J Neurol Surg B Skull Base 2017; 78(S 01): S1-S156
DOI: 10.1055/s-0037-1600531
Oral Presentations
Georg Thieme Verlag KG Stuttgart · New York

The Ventral Perspective: Topographic Neurovascular Anatomy of the Cranial Base From an Endoscopic Endonasal Perspective: The Paramedian Region

Lior Gonen
1   Aurora Neuroscience Innovation Institute, Milwaukee, Wisconsin, United States
,
Srikant S. Chakravarthi
1   Aurora Neuroscience Innovation Institute, Milwaukee, Wisconsin, United States
,
Martin Corsten
1   Aurora Neuroscience Innovation Institute, Milwaukee, Wisconsin, United States
,
Amin B. Kassam
1   Aurora Neuroscience Innovation Institute, Milwaukee, Wisconsin, United States
› Author Affiliations
Further Information

Publication History

Publication Date:
02 March 2017 (online)

 

Introduction: There are two primary considerations in accessing targets within the central skull base:

1. The 360‐degree circumferential corridor (CC): anterior medial/lateral, lateral, and posterior lateral) (previously described) and

2. The Radial Corridor (RC): Outer‐Radial Corridor (ORC): osseous and soft‐tissue envelopes; Inner‐Radial (IRC): Neural (cranial nerves and parenchyma) and Vascular.

Endoscopic endonasal approaches (EEA) represent an anteromedial CC to the ventral cranial base, viable alternatives to conventional transfacial/transoral ORCs, thereby important to the armamentarium of contemporary skull base surgery. In this report we present a 3D model of the osseous, vascular (internal carotid [ICA]) and correlative cranial nerve (CN) framework. We add in relevant CN and soft‐tissue envelopes from the ventral perspective. For the paramedian plane, we focus on IRCs lateral to respective ICA segments and respective ORCs (transmaxillary corridor, pterygopalatine fossa, and lateral parapharyngeal space).

Methods: EEA dissections were performed in five cadaveric specimens. Topography of the neurovascular structures within the osseous framework of the cranial base was recorded in 3D and correlated with orthogonal and radially‐stacked views using a 3D rendering software (Synaptive Medical, Toronto, ON) with multimodality imaging. These 3D rendered views were then combined with EEA views using a template of ICA coursing through the respective osseous framework to create a anatomic background palate. On this platform, position of CN nerves were superimposed by individually dissecting them and correlating them with 3D rendering. Finally, a soft‐tissue envelope of relevant muscles were layered on top of the IRC to provide a comprehensive ventral perspective of EEA paramedian corridor selected. Each of the respective modules were assessed for viability based on preoperative 3D planning and ability to actually execute against this plan with a variety of pathology.

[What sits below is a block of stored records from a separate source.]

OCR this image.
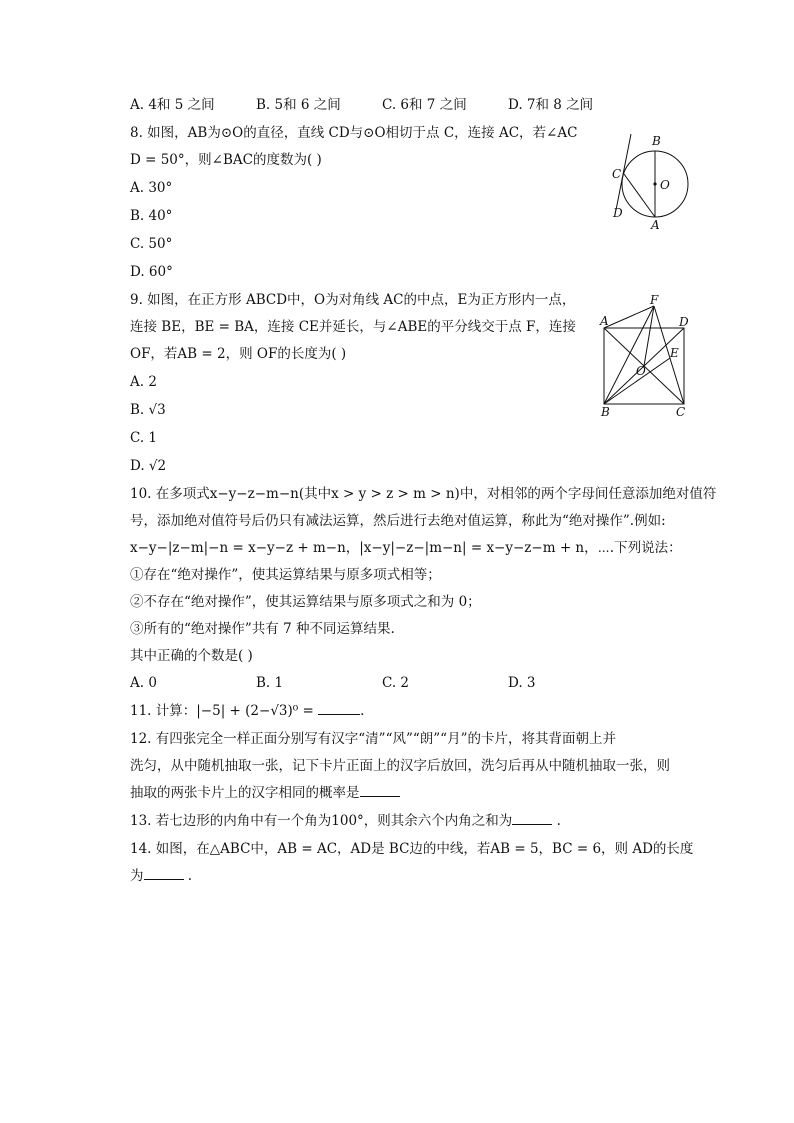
A. 4和 5 之间	B. 5和 6 之间	C. 6和 7 之间	D. 7和 8 之间
8. 如图，AB为⊙O的直径，直线 CD与⊙O相切于点 C，连接 AC，若∠AC
D = 50°，则∠BAC的度数为( )
A. 30°
B. 40°
C. 50°
D. 60°
B
C
O
D
A
9. 如图，在正方形 ABCD中，O为对角线 AC的中点，E为正方形内一点，
连接 BE，BE = BA，连接 CE并延长，与∠ABE的平分线交于点 F，连接
OF，若AB = 2，则 OF的长度为( )
A. 2
B. √3
C. 1
D. √2
F
A	D
E
O
B	C
10. 在多项式x−y−z−m−n(其中x > y > z > m > n)中，对相邻的两个字母间任意添加绝对值符
号，添加绝对值符号后仍只有减法运算，然后进行去绝对值运算，称此为“绝对操作”.例如:
x−y−|z−m|−n = x−y−z + m−n，|x−y|−z−|m−n| = x−y−z−m + n，⋯.下列说法：
①存在“绝对操作”，使其运算结果与原多项式相等；
②不存在“绝对操作”，使其运算结果与原多项式之和为 0；
③所有的“绝对操作”共有 7 种不同运算结果.
其中正确的个数是( )
A. 0	B. 1	C. 2	D. 3
11. 计算：|−5| + (2−√3)⁰ =	.
12. 有四张完全一样正面分别写有汉字“清”“风”“朗”“月”的卡片，将其背面朝上并
洗匀，从中随机抽取一张，记下卡片正面上的汉字后放回，洗匀后再从中随机抽取一张，则
抽取的两张卡片上的汉字相同的概率是
13. 若七边形的内角中有一个角为100°，则其余六个内角之和为	.
14. 如图，在△ABC中，AB = AC，AD是 BC边的中线，若AB = 5，BC = 6，则 AD的长度
为	.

Results: Based on the ICA and relevant cranial nerves the IRCs for EEA to the paramedian ventral cranial base may be described as 2 distinct modules: (1) Zone IV – Inferior paramedian zone, extends from the medial pterygoid plate medially to the subtemporal fossa laterally, confined superiorly by the middle fossa floor (contains parapharyngeal and petrous ICA segments, medial: vidian nerve and canal, lateral: V3 and superomedial: V2 division of CN V as they enter into the infratemporal fossa; (2) Zone V – Superior paramedian zone, oblique line joining the Foramen rotundum and vidian inferior‐medially to the sagittal plane of the foramen ovale posterior‐laterally; includes the lateral recess of the sphenoid sinus and is confined inferiorly by the middle fossa floor (contains the paraclival and parasellar CA segments, CN III, IV and VI in the cavernous sinus, SOF, V1‐V3.

Conclusion: The paramedian ventral cranial base is directly accessible via anteromedial circumferential endonasal corridor. The proposed classification divides the paramedian region into 2 modules based on the correlative inner radial corridor bound by the position of the respective cranial nerves and the relationship with the ICA. This has proven to translate operatively independent of pathology subtypes. Therefore, this classification provides a practical algorithmic guide that further refines our previously described approaches to median cranial base lesions, respecting the plane of the cranial nerves as the defining anatomic determinant of the IRC.